RVA23 Profile
Overview
RVA23 is identified as one of the new RISC-V profiles supported by a described RISC-V verification methodology.[1] The provided evidence does not define the architectural contents or mandatory feature set of RVA23; it only establishes that the verification flow is intended to support the RVA23 profile alongside RVA22.[1]
Verification context
The evidence frames RVA23 support as part of a “future-ready compliance” verification flow for RISC-V designs.[1] In that same context, the flow is described as covering critical privilege specifications, including MMU, PMP, hypervisor, and vector extensions.[2]

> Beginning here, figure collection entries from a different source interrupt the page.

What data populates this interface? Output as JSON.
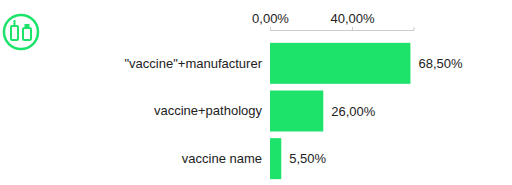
{
  "chart_data": {
    "type": "bar",
    "orientation": "horizontal",
    "categories": [
      "\"vaccine\"+manufacturer",
      "vaccine+pathology",
      "vaccine name"
    ],
    "values": [
      68.5,
      26,
      5.5
    ],
    "value_labels": [
      "68,50%",
      "26,00%",
      "5,50%"
    ],
    "data_labels": true,
    "color": "#1ee36b",
    "xlim": [
      0,
      70
    ],
    "xticks": [
      {
        "value": 0,
        "label": "0,00%"
      },
      {
        "value": 40,
        "label": "40,00%"
      }
    ]
  }
}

The methodology combines constrained-random stimulus and directed test suites. STING is described as generating portable, self-checking bare-metal programs for RISC-V, supporting constrained-random and directed stimulus across simulation, emulation, FPGA prototypes, and silicon.[3] ImperasTS suites are described as self-checking and as automatically comparing results against a reference model, helping uncover subtle design issues and accelerate coverage closure.[4]
Lifecycle portability
The evidence states that tests developed during RTL bring-up can remain useful in later validation stages and silicon, enabling a “shift-left” methodology.[5] It also states that the methodology is portable across simulation, emulation, FPGA prototyping, and silicon.[6]
Scope note
Because the provided evidence does not specify the RVA23 profile’s architectural requirements, this article is limited to the profile’s stated verification support and associated RISC-V validation methodology.